Don’t be an overtime troublemaker

Come the end of the year, businesses around Central Massachusetts and the nation will be forced to adjust to the new realities of the U.S. Department of Labor's standards of overtime pay. The new law says any salaried employee making less than $47,476 annually is now eligible for overtime pay – more than double the old standard of $23,600 per year. The changes are expected to make 4.2 million additional employees eligible for overtime, including 86,000 in Massachusetts.Before the new rules were adopted, business groups across the nation decried the changes, saying it would lead to lower salaries, slower hiring and employee cuts. Labor advocates cheered as – in their minds – the new rules would prevent corporations from working lower paid employees to the bone without ramification. As with all political arguments, the truth lies somewhere in the middle.

The time for debate has passed, and the time for understanding the new law and how it affects your organization directly is upon us. Most businesses will need to do some planning and make some accommodations in order to be ready for the new law. Some companies and workers will have to make hard decisions about what constitutes an hourly employee vs. a salaried employee, but regardless of how that divide is handled, the bottom line is we'll all need to get into compliance.

Regulations like these – and most laws, frankly – over reach and over direct what an employer can and cannot do. Companies with equitable personnel policies have been treating their employees fairly already and will need to make only a few adjustments. Getting into compliance with the new overtime laws will not mean wholesale changes or massive cost overruns – yet another layer of regulatory pain is regrettable.

While most are good actors, the business community gives politicians just enough evidence that a slippery slope in personnel policies exists.

Just this month, Worcester restaurant Shangri-La was cited $11,000 for violations of state wage and hour laws, allegedly for not providing pay stubs and only paying out wages on a monthly basis.

It is announcements like this from the Massachusetts Attorney General's Office that contributes to more burdensome state and federal regulation.

Much has been made this political season of the increasingly sharp divide between the working class and the top 1 percent of wage earners in our society, and the effective stagnation of wages for lower- and middle-class workers in our country. There is also little question that concerns over the expanding gap between rich and poor has driven the big increases in minimum-wage legislation in many states. Politicians can be credited for trying to address that social ill – but implementation of new laws can be sudden shocks to the system for many employers, few of whom are among the very wealthy. Doubling the wage threshold where employees are qualified for overtime pay in one fell swoop is a big change, and implementing a scaled change over a few years would have been less disruptive. However, we're now in the understanding and compliance period, so all employers need to get their heads around the change and sort out any changes they need to make in the next five months.
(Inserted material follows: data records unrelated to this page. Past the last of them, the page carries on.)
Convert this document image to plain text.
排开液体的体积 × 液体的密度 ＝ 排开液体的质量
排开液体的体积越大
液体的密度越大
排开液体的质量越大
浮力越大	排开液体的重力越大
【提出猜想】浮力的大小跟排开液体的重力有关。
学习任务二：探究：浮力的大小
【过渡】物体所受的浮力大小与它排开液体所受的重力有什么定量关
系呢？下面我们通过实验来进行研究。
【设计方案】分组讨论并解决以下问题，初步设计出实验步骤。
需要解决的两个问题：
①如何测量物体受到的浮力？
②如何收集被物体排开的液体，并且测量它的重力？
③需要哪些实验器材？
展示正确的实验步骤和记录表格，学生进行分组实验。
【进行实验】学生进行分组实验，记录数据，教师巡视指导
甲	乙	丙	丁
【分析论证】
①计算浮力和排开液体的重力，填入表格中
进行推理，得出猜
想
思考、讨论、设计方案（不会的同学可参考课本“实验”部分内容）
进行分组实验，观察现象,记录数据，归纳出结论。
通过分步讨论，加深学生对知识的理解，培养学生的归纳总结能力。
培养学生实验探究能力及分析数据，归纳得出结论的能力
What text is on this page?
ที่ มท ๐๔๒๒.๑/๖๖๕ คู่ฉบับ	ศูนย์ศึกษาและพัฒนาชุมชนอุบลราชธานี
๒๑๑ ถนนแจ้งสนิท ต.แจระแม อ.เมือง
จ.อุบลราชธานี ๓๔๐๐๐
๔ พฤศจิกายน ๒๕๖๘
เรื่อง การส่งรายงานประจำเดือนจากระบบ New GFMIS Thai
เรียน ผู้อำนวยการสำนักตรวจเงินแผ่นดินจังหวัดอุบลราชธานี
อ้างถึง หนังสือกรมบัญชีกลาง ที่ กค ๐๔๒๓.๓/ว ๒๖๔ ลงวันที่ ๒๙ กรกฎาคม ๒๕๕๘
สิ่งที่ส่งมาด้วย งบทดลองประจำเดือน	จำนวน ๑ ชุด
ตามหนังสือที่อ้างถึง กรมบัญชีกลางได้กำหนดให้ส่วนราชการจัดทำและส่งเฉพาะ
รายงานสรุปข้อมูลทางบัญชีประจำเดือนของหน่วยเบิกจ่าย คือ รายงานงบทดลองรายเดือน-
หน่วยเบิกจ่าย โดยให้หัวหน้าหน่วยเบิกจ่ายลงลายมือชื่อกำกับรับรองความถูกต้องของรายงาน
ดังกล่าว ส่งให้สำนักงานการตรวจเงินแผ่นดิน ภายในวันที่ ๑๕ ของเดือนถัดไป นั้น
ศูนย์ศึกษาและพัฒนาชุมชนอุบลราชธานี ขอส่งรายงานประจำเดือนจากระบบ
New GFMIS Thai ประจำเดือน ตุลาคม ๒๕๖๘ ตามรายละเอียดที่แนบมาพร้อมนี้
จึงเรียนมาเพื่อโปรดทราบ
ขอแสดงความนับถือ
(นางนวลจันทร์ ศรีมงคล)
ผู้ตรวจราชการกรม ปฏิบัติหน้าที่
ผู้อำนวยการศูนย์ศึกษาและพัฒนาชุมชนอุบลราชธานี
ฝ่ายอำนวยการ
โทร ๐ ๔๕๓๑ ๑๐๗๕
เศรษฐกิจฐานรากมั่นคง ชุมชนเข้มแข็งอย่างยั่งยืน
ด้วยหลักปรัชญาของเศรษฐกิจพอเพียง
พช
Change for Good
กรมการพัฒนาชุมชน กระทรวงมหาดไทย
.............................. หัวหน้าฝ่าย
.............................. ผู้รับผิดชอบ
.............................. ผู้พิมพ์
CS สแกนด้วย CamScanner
Our advice is not to over-react to this legislation. Some salaried employees might have to be converted to hourly, and the responsibilities or work flow of others may have to be reorganized. Despite all the doom and gloom rhetoric from business organizations before the change was adopted that the new rules would lead to layoffs and lower wages, the new $47,476-level doesn't change the fundamental equation that employees are compensated for the value they bring to the company and the company's ability to pay those wages. The structuring of how those wages are paid out – hourly vs. salaried; overtime eligible and exempt – is ancillary to the actual compensation.

Yes, these changes will cause some headaches, and the new regulation seems overly burndensome and unnecessary for nearly all businesses.

The point now is, though, that you shouldn't have been the employer forcing the worker making $24,000 annually to work 80 hours per week and now you shouldn't be the employer forcing the worker making $48,000 annually to work 80 hours per week.

That is what makes lawmakers want to raise the exemption even higher, and that shouldn't happen.